Aku terdiam ketika yang berdiri di depan kamarku bukannya Erfan, melainkan Pak Alvian.
“Bapak ngapain?” Aku memelotot panik padanya.
“Kamu marah sama saya?” tanyanya melangkah masuk ke dalam kamarku. Aku memelotot horor. Kalau Ayah tahu dia masuk ke kamarku, maka akan terjadi pertumpahan darah malam ini juga!
“Keluar.” Aku memelotot.
Tapi dia malah menutup pintu kamarku dan berdiri dengan santai menghalangi pintu.
“Astaga. Ngapain, sih, Pak?!”
“Kamu marah?”
“Marah kenapa?”
“Siapa tahu kamu marah,” jawabnya santai.

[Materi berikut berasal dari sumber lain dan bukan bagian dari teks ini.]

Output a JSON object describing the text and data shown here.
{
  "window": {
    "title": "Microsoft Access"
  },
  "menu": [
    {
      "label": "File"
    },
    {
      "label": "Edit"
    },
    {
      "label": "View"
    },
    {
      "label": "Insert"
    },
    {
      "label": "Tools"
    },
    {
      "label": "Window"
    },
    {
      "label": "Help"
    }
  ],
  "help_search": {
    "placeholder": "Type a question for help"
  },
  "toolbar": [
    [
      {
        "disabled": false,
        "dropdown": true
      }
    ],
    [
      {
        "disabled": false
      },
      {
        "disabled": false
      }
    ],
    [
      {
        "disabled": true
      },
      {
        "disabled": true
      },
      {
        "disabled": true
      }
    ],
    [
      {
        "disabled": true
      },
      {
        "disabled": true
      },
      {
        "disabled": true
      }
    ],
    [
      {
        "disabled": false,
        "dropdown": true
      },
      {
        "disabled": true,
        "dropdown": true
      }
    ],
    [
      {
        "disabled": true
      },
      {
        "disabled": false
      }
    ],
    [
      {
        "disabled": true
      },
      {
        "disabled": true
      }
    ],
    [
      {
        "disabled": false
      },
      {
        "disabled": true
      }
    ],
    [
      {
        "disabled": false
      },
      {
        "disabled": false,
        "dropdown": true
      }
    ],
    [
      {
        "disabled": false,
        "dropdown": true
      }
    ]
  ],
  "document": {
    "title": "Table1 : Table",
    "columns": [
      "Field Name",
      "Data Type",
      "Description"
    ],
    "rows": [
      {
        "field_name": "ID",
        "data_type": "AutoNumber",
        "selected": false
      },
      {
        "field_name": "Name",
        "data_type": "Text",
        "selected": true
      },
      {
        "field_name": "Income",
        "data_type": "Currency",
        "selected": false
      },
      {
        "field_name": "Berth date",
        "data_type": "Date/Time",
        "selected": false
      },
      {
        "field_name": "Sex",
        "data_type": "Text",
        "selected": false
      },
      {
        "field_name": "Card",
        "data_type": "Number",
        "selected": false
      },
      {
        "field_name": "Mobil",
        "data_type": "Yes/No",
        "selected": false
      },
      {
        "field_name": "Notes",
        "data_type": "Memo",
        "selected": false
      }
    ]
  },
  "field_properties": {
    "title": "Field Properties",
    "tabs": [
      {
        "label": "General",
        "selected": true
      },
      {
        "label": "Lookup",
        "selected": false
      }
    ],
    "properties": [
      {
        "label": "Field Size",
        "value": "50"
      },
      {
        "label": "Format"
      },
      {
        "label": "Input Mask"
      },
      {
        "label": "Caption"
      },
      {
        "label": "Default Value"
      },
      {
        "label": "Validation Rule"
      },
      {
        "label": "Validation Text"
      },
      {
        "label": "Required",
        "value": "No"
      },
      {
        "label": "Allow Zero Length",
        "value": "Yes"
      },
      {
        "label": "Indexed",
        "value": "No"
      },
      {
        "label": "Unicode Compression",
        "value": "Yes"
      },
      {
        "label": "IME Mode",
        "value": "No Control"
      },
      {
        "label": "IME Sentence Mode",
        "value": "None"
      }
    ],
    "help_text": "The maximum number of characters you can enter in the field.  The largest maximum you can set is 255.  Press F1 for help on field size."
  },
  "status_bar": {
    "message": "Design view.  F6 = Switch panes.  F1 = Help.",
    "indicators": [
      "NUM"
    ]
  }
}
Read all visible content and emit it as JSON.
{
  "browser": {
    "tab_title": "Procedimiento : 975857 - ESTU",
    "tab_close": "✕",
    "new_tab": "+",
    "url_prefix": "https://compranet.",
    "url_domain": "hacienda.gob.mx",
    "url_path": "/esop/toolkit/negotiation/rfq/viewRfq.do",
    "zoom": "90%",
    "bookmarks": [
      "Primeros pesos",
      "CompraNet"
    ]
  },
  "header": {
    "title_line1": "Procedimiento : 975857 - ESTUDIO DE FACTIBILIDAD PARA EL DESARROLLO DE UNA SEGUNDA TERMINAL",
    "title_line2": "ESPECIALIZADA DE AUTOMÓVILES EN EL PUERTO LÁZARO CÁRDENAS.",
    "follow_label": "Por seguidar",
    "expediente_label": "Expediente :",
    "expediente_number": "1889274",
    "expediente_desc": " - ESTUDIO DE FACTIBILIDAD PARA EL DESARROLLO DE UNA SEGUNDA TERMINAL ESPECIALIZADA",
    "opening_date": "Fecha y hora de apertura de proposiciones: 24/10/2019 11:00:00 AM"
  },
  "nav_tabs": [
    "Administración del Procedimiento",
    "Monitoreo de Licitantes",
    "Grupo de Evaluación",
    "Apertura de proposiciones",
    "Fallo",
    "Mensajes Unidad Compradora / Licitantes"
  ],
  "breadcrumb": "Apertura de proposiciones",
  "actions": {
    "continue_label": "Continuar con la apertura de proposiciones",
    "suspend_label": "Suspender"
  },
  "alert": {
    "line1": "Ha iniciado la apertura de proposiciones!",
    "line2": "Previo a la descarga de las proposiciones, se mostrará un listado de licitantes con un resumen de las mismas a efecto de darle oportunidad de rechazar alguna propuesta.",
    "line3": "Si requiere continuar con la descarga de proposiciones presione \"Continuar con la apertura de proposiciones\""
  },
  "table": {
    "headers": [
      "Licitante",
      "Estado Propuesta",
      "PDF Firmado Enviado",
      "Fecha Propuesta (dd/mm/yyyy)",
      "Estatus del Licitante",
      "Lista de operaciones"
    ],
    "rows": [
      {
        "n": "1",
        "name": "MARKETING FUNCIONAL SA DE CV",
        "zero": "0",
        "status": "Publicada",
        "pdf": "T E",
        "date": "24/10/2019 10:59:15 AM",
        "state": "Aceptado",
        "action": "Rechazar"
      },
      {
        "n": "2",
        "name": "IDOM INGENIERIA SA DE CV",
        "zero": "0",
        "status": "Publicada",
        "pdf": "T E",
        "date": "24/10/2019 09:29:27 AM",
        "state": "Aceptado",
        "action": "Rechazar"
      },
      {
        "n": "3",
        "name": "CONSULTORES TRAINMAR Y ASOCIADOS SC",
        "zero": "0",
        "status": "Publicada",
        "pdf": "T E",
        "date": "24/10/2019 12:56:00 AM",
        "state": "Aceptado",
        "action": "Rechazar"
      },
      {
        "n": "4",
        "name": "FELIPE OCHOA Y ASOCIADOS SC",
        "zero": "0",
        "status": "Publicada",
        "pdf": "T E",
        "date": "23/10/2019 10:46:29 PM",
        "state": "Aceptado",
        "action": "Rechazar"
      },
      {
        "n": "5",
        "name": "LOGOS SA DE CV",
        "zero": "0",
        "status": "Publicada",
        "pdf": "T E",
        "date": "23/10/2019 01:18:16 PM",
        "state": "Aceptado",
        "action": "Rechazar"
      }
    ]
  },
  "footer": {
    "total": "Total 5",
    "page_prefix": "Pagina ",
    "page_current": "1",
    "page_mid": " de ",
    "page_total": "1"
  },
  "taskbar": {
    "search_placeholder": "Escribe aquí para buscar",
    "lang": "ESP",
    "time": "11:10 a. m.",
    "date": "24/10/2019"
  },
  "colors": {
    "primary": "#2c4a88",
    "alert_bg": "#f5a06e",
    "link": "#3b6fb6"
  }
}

“Nggak.” Aku mendesah pelan, “Sana keluar.” Aku berusaha mendorongnya, tapi dia bergeming di tempat.
“Run.”
“Apa?!”
“Astaga, jutek banget.”
“Ya Bapak ngapain masuk ke kamar saya?!” tanyaku geram.
“Mau ngucapin selamat tidur,” cibirnya kemudian membuka pintu kamar dan melangkah keluar. “Besok jangan telat, ya.” Kemudian dia pergi begitu saja, meninggalkan aku yang melongo menatap tingkah lakunya.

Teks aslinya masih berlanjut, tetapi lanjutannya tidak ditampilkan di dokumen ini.